A 2ª edição do livro é complementada com um capítulo em que a antropóloga faz uma analogia entre o cangaço e a violência dos dias atuais, definida por ela como uma versão mais forte do banditismo liderado por Lampião.

Luitgarde é autora também do livro “A Terra da Mãe de Deus”, que conta a história do Padre Cícero e as romarias de Juazeiro. A vinda da escritora ao Cariri coincide com o aniversário de 82 anos da visita de Lampião a Juazeiro do Norte, em março de 1926, a convite de Floro Bartolomeu para integrar o Batalhão Patriótico no combate à Coluna Prestes. Na oportunidade, Lampião foi entrevistado pelo médico do Crato, Octacílio Macedo.

O cangaceiro estava hospedado no sobrado de João Mendes de Oliveira e, durante a entrevista, foi várias vezes à janela, atirando moedas para o povo que se aglomerava na rua. De acordo com Luitgarde, essa atitude de Lampião pode ser considerada um “marketing”, com o objetivo de conquistar a simpatia dos romeiros seguidores do Padre Cícero.

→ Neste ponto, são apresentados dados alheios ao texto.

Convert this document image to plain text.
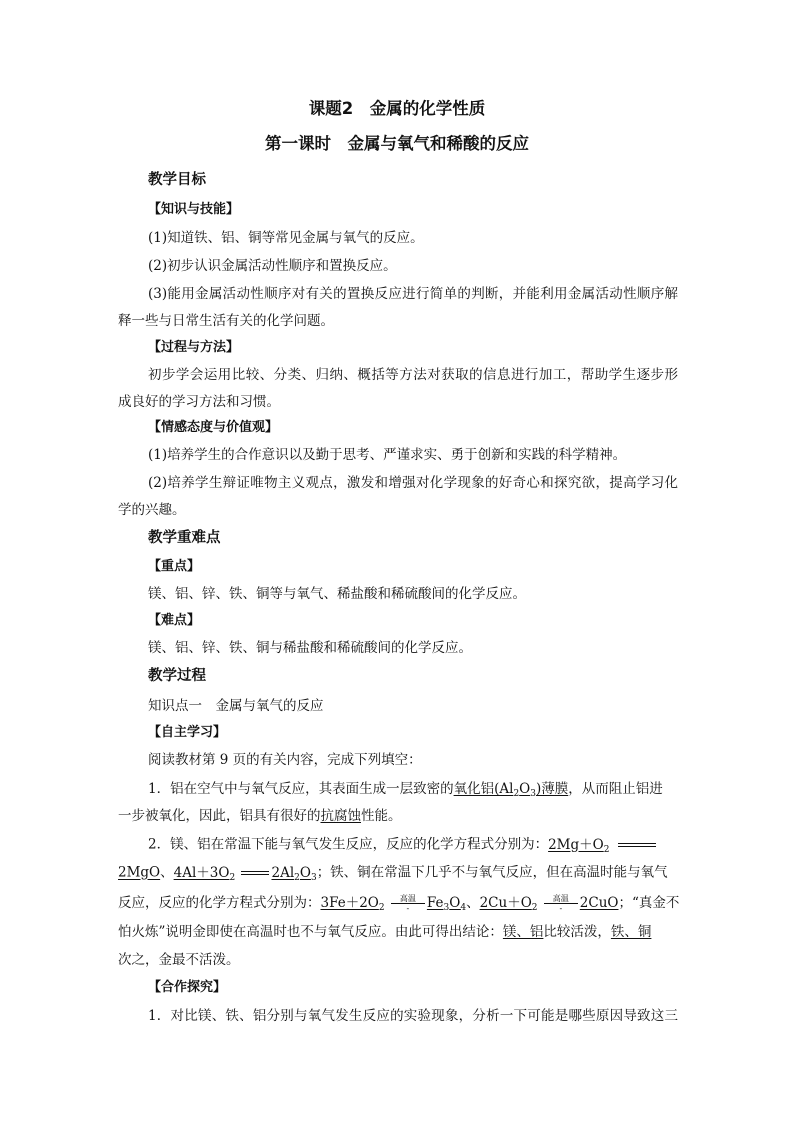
课题2　金属的化学性质
第一课时　金属与氧气和稀酸的反应
教学目标
【知识与技能】
(1)知道铁、铝、铜等常见金属与氧气的反应。
(2)初步认识金属活动性顺序和置换反应。
(3)能用金属活动性顺序对有关的置换反应进行简单的判断，并能利用金属活动性顺序解
释一些与日常生活有关的化学问题。
【过程与方法】
初步学会运用比较、分类、归纳、概括等方法对获取的信息进行加工，帮助学生逐步形
成良好的学习方法和习惯。
【情感态度与价值观】
(1)培养学生的合作意识以及勤于思考、严谨求实、勇于创新和实践的科学精神。
(2)培养学生辩证唯物主义观点，激发和增强对化学现象的好奇心和探究欲，提高学习化
学的兴趣。
教学重难点
【重点】
镁、铝、锌、铁、铜等与氧气、稀盐酸和稀硫酸间的化学反应。
【难点】
镁、铝、锌、铁、铜与稀盐酸和稀硫酸间的化学反应。
教学过程
知识点一　金属与氧气的反应
【自主学习】
阅读教材第 9 页的有关内容，完成下列填空：
1．铝在空气中与氧气反应，其表面生成一层致密的氧化铝$(Al_2O_3)$薄膜，从而阻止铝进
一步被氧化，因此，铝具有很好的抗腐蚀性能。
2．镁、铝在常温下能与氧气发生反应，反应的化学方程式分别为：$2Mg+O_2$

2MgO、$4Al+3O_2$

	$2Al_2O_3$；铁、铜在常温下几乎不与氧气反应，但在高温时能与氧气
反应，反应的化学方程式分别为：$3Fe+2O_2$
高温
-	$Fe_3O_4$、$2Cu+O_2$
高温
-	2CuO；“真金不
怕火炼”说明金即使在高温时也不与氧气反应。由此可得出结论：镁、铝比较活泼，铁、铜
次之，金最不活泼。
【合作探究】
1．对比镁、铁、铝分别与氧气发生反应的实验现象，分析一下可能是哪些原因导致这三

O livro de Luitgarde, resultado de uma pesquisa de 30 anos, transforma o cangaceiro em um braço direito dos coronéis. Segundo ela, Lampião, que iniciou as lutas sem nenhum motivo social, esteve sempre ao lado dos poderosos. A pesquisadora também defende que o assassinato dele, em 1938, foi motivado por questões econômicas que envolviam a transferência das verbas de combate ao cangaço para a indústria açucareira do Nordeste.

A escritora desmistifica a idéia de que o bando formava um movimento social de origem pobre que se contrapôs ao poder dominante da época. “O cangaço nasceu de proprietários remediados, comerciantes e donos de tropas de cavalos e burros”, afirma.

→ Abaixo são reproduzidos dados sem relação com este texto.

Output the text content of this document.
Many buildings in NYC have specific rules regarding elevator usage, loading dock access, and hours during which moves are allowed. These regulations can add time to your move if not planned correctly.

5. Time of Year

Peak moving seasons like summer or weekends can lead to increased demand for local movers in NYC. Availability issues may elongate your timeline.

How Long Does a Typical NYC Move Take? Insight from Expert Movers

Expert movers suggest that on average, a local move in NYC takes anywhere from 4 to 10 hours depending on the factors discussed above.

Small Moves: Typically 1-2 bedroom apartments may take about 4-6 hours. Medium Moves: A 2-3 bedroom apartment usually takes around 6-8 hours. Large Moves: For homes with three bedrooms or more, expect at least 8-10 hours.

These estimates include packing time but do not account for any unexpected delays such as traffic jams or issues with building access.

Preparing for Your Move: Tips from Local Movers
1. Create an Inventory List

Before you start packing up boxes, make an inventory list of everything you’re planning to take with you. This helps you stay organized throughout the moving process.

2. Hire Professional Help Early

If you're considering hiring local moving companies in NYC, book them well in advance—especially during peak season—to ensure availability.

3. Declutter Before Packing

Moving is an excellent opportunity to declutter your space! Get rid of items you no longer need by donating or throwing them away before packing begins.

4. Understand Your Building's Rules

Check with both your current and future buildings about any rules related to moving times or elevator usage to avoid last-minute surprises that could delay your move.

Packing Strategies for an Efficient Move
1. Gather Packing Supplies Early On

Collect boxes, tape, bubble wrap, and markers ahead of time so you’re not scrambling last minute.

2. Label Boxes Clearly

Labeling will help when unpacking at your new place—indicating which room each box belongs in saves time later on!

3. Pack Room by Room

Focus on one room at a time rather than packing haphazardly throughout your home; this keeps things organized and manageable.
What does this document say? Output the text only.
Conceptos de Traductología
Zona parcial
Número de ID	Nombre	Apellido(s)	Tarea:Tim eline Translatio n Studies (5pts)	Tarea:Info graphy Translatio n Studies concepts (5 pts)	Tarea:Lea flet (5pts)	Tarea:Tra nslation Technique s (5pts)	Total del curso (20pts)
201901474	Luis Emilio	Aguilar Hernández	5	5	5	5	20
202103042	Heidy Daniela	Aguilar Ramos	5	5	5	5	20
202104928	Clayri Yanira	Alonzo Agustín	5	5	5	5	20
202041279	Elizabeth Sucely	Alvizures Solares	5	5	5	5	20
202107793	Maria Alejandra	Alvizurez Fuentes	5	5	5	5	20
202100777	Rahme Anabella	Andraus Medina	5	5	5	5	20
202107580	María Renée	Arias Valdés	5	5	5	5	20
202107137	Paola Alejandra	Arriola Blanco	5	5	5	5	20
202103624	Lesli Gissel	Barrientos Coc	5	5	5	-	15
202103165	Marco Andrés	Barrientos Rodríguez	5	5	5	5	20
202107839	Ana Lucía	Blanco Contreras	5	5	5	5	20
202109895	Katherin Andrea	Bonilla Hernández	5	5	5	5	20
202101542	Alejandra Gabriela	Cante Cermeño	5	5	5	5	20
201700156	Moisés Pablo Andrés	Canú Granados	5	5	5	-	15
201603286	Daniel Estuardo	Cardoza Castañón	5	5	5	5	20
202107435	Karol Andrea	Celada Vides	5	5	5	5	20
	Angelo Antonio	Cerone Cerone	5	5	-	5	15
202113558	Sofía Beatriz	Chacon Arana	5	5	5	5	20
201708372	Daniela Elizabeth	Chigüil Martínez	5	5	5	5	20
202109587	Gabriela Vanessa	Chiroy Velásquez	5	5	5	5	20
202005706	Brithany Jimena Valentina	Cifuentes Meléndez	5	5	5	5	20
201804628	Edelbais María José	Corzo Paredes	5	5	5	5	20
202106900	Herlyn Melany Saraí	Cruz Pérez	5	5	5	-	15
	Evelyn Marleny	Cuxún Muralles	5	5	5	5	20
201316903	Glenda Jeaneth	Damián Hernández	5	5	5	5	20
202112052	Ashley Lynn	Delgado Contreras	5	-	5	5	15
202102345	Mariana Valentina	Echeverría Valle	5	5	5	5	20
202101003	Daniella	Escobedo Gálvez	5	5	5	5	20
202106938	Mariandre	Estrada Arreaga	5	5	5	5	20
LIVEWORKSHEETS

Ela aponta que o próprio Virgulino Ferreira, antes de tornar-se Lampião, possuía terras e animais. “Ele era almocreve, uma espécie de mercador que percorria as estradas do Nordeste, tangendo tropas de burros, transportando mercadorias”, afirma.

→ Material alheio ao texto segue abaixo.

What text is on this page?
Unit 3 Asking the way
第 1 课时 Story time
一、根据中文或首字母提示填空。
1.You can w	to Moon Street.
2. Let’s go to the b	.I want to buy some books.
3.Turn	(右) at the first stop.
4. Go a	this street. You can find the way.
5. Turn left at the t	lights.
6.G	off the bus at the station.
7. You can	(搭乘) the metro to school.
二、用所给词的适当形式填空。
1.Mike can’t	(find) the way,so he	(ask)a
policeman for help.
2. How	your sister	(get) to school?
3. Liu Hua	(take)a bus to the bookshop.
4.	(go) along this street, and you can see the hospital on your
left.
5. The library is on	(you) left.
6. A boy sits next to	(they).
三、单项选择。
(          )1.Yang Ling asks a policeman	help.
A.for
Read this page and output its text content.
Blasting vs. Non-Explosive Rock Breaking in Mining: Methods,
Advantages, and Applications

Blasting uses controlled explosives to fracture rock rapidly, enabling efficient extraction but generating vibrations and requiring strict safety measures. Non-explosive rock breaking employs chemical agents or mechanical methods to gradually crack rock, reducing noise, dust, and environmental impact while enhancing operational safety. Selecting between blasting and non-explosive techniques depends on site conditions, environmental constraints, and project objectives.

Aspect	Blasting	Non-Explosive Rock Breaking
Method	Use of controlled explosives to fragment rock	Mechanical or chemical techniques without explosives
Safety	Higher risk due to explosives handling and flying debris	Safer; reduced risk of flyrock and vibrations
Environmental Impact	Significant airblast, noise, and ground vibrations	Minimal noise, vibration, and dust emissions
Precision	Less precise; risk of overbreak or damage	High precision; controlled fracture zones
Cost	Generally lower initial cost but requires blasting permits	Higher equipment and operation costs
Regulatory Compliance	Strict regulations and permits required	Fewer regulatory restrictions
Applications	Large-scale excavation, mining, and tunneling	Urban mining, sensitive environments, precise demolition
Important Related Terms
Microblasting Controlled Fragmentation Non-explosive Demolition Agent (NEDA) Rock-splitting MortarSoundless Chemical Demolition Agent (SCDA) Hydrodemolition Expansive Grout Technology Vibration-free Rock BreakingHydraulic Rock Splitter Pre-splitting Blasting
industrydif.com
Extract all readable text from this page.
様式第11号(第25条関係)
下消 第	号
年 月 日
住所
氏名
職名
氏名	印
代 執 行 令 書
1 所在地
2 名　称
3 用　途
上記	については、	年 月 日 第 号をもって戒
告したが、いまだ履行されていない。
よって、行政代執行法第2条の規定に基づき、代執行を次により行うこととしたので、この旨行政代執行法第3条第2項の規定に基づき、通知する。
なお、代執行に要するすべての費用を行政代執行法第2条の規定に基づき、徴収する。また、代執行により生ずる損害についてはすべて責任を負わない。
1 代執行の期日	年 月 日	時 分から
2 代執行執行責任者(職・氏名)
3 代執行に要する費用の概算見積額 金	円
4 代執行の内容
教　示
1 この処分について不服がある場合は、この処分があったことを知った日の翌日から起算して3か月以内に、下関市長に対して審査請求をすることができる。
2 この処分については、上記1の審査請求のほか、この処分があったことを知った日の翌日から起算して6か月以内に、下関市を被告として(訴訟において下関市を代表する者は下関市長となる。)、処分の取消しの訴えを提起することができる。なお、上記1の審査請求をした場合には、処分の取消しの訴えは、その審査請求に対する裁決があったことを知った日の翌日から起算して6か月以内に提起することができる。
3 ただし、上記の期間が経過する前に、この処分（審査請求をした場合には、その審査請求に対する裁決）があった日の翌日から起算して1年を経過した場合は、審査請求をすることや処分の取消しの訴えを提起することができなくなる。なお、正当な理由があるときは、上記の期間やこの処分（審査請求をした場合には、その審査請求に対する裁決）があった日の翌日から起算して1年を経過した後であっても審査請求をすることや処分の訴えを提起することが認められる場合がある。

“Ainda jovem, em 1916, começou a agir como cangaceiro, sendo cabra dos Porcino, uma família criminosa que agia em Alagoas”, conta, referindo-se ao grupo dos irmãos Pedro, Antônio e Manuel Porcino. Segundo a pesquisadora, Virgulino Ferreira, antes de se entregar definitivamente ao cangaço, em 1922, vivia uma dupla personalidade, um misto de comerciante e bandido. Em Pernambuco, ele era um proprietário, com sua tropa de burro, e fazia comércio com a vizinhança. Na Bahia e Sergipe, praticava crimes.

De acordo com Luitgarde, essa série de crimes em que Lampião se envolve, como invasões a cidades e troca de tiros, é o caminho que conduz à morte do pai de Lampião, José Ferreira dos Santos. “Com a morte do pai, Virgulino apelou para o código sertanejo de vingança para justificar suas ações”, diz Luitgarde, esclarecendo que foi apenas um desculpa para justificar os seus atos criminosos.

A partir de 1922, já com seu próprio bando, ele passa a se envolver com os coronéis. Ela diz que seus grandes protetores foram desembargadores, juízes, políticos e industriais.